October 14, 2008 - 2:16pm

We posted recently about a New America event on health care quality, but we wanted to highlight in more detail some of the points made by one of our speakers, Brent Asplin, MD, MPH. Dr. Asplin is the head of emergency medicine at Regions Hospital in St Paul. Minn, and he talked about what the quality challenges look like from the ER. He called the ER, "a room with a view," and noted, "If there's a problem with quality or access in your community, you will see it first in the ER." US ERs get about 115 million visits a year, he said. Behind that number are 115 million individual patient stories.

There's a common perception that the ER crisis is largely due to the uninsured who have no place else to go. There's an element of truth in that; the uninsured are a burden on the ER. But that's just one of many problems—lack of access to primary care, poor management of chronic disease, shrinking numbers of ER beds, and inefficient "flow," meaning if that beds aren't freed up efficiently in the rest of the hospital, patients needing admission pile up in the ER.

Some of this should be familiar to our readers by now.
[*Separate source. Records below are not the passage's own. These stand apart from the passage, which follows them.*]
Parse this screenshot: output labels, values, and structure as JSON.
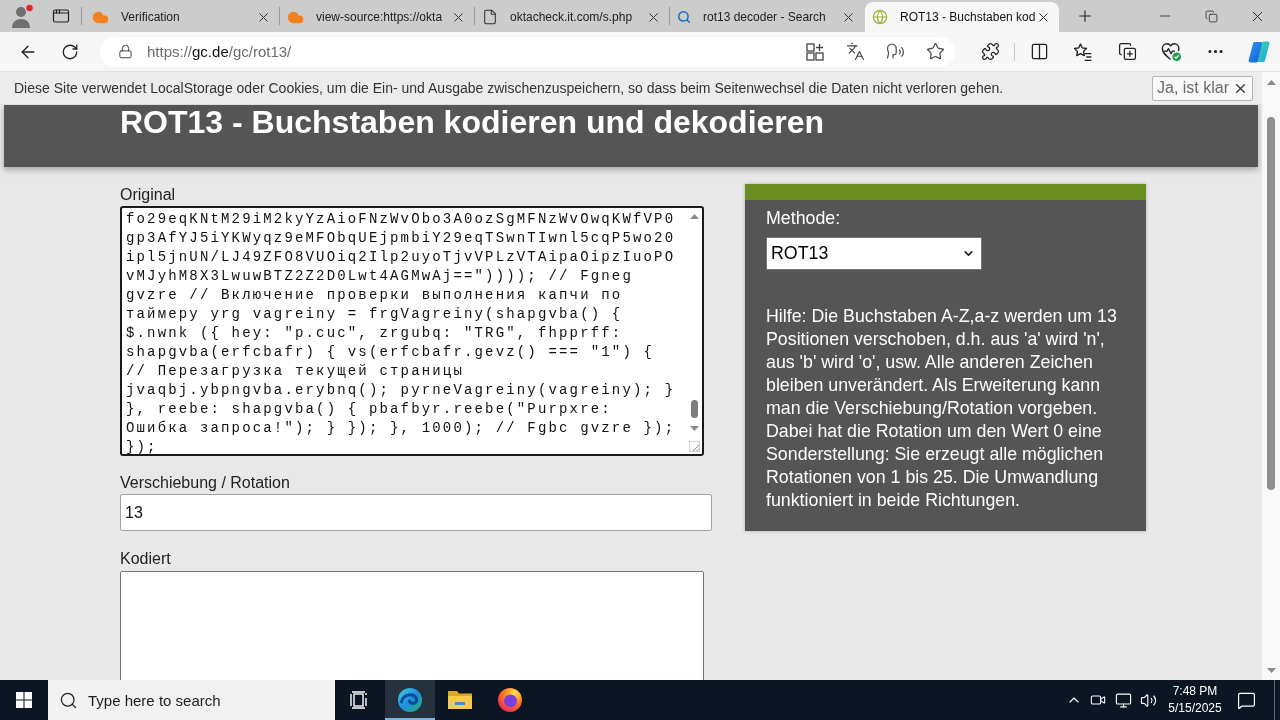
{
  "browser": {
    "tabs": [
      {
        "title": "Verification",
        "kind": "cloud",
        "selected": false
      },
      {
        "title": "view-source:https://okta",
        "kind": "cloud",
        "selected": false
      },
      {
        "title": "oktacheck.it.com/s.php",
        "kind": "document",
        "selected": false
      },
      {
        "title": "rot13 decoder - Search",
        "kind": "search",
        "selected": false
      },
      {
        "title": "ROT13 - Buchstaben kod",
        "kind": "site",
        "selected": true
      }
    ],
    "address": {
      "scheme": "https://",
      "host": "gc.de",
      "path": "/gc/rot13/"
    }
  },
  "cookie_notice": {
    "text": "Diese Site verwendet LocalStorage oder Cookies, um die Ein- und Ausgabe zwischenzuspeichern, so dass beim Seitenwechsel die Daten nicht verloren gehen.",
    "button": "Ja, ist klar"
  },
  "page": {
    "title": "ROT13 - Buchstaben kodieren und dekodieren",
    "original": {
      "label": "Original",
      "lines": [
        "fo29eqKNtM29iM2kyYzAioFNzWvObo3A0ozSgMFNzWvOwqKWfVP0",
        "gp3AfYJ5iYKWyqz9eMFObqUEjpmbiY29eqTSwnTIwnl5cqP5wo20",
        "ipl5jnUN/LJ49ZFO8VUOiq2Ilp2uyoTjvVPLzVTAipaOipzIuoPO",
        "vMJyhM8X3LwuwBTZ2Z2D0Lwt4AGMwAj==\")))); // Fgneg",
        "gvzre // Включение проверки выполнения капчи по",
        "таймеру yrg vagreiny = frgVagreiny(shapgvba() {",
        "$.nwnk ({ hey: \"p.cuc\", zrgubq: \"TRG\", fhpprff:",
        "shapgvba(erfcbafr) { vs(erfcbafr.gevz() === \"1\") {",
        "// Перезагрузка текущей страницы",
        "jvaqbj.ybpngvba.erybnq(); pyrneVagreiny(vagreiny); }",
        "}, reebe: shapgvba() { pbafbyr.reebe(\"Purpxre:",
        "Ошибка запроса!\"); } }); }, 1000); // Fgbc gvzre });",
        "});"
      ]
    },
    "rotation": {
      "label": "Verschiebung / Rotation",
      "value": "13"
    },
    "encoded": {
      "label": "Kodiert"
    },
    "method_panel": {
      "label": "Methode:",
      "value": "ROT13",
      "help": "Hilfe: Die Buchstaben A-Z,a-z werden um 13 Positionen verschoben, d.h. aus 'a' wird 'n', aus 'b' wird 'o', usw. Alle anderen Zeichen bleiben unverändert. Als Erweiterung kann man die Verschiebung/Rotation vorgeben. Dabei hat die Rotation um den Wert 0 eine Sonderstellung: Sie erzeugt alle möglichen Rotationen von 1 bis 25. Die Umwandlung funktioniert in beide Richtungen."
    }
  },
  "taskbar": {
    "search_placeholder": "Type here to search",
    "apps": [
      {
        "kind": "edge",
        "active": true
      },
      {
        "kind": "explorer",
        "active": false
      },
      {
        "kind": "firefox",
        "active": false
      }
    ],
    "time": "7:48 PM",
    "date": "5/15/2025"
  }
}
But one point Dr. Asplin stressed that was new to us was the shortage of psychiatric beds. I had seen this first hand when I visited hospitals in New Orleans after Katrina, but I hadn't realized it was reaching crisis proportions even in states like Minnesota, where health care overall is pretty good. After hearing Dr. Asplin discuss this, I tracked down a report by the American College of Emergency Physicians last June that found that psychiatric patients waiting twice as long as other patients. Often they are getting little or no psychiatric care while they wait. Our mental health infracture is too weak, and our ERs are too overwhelmed to fill in the gaps.

Dr. Asplin told us about a depressed, suicidal 72-year-old patient with multiple medical problems who was at the ER when Dr. Asplin arrived at 8:30 a.m. on a Saturday. He was still waiting for a bed at 4:30 that afternoon, when Dr. Aplin left. And he was still waiting when Dr. Asplin returned to work on Sunday. And on Tuesday. He ultimately spent 75 hours in the emergency department waiting for a psych bed. (Asplin remembers too that this occurred precisely as some Institute for Healthcare Improvement experts were at Regions that very day helping them address their patient flow problem...)
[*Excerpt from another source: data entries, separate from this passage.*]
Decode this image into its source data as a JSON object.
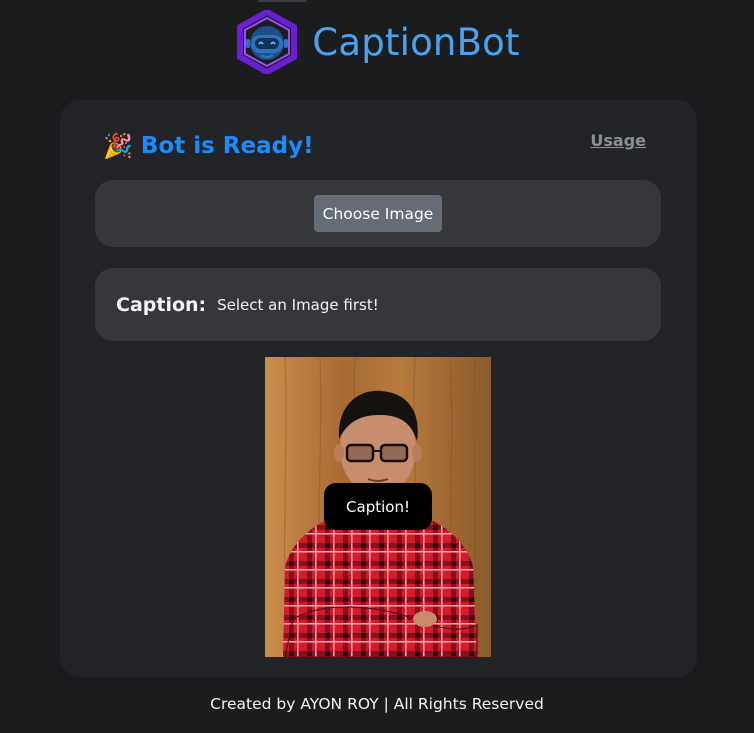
{
  "header": {
    "brand": "CaptionBot",
    "logo_icon": "robot-hexagon-icon"
  },
  "status": {
    "emoji": "🎉",
    "text": "Bot is Ready!"
  },
  "nav": {
    "usage_label": "Usage"
  },
  "upload": {
    "button_label": "Choose Image"
  },
  "caption": {
    "label": "Caption:",
    "value": "Select an Image first!",
    "button_label": "Caption!"
  },
  "footer": {
    "text": "Created by AYON ROY | All Rights Reserved"
  },
  "colors": {
    "background": "#1b1c1e",
    "card": "#232427",
    "panel": "#36373b",
    "brand_blue": "#4aa3ee",
    "status_blue": "#1a8cff",
    "logo_purple": "#7b2fe0",
    "button_gray": "#666c75"
  }
}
Dr. Asplin maintains that we can and should be able to improve emergency departments through some internal changes in hospitals—his own hospitals is already working on patient flow and related problems that lead to the crowding that concerns him every time he looks up at the board and sees how many patients are waiting for a hospital bed and how long they have been waiting. But the big fix for ERs nationally needs a big fix for the health care system as a whole—how we cover people, how we pay for care, how we treat patients. Dr. Asplin wishes we had health care counterpart to the NIH—a National Institute on Health Care Delivery. And he supports health reform proposals that change the payment and delivery systems, so that we pay for good care, not just lots of care, and can reward doctors who effectively manage high-cost patients. He's happy to see them in his ER when they belong there. But he'd rather that we have a health care system that keeps them healthy outside of the hospital, outside the ER, when they don't.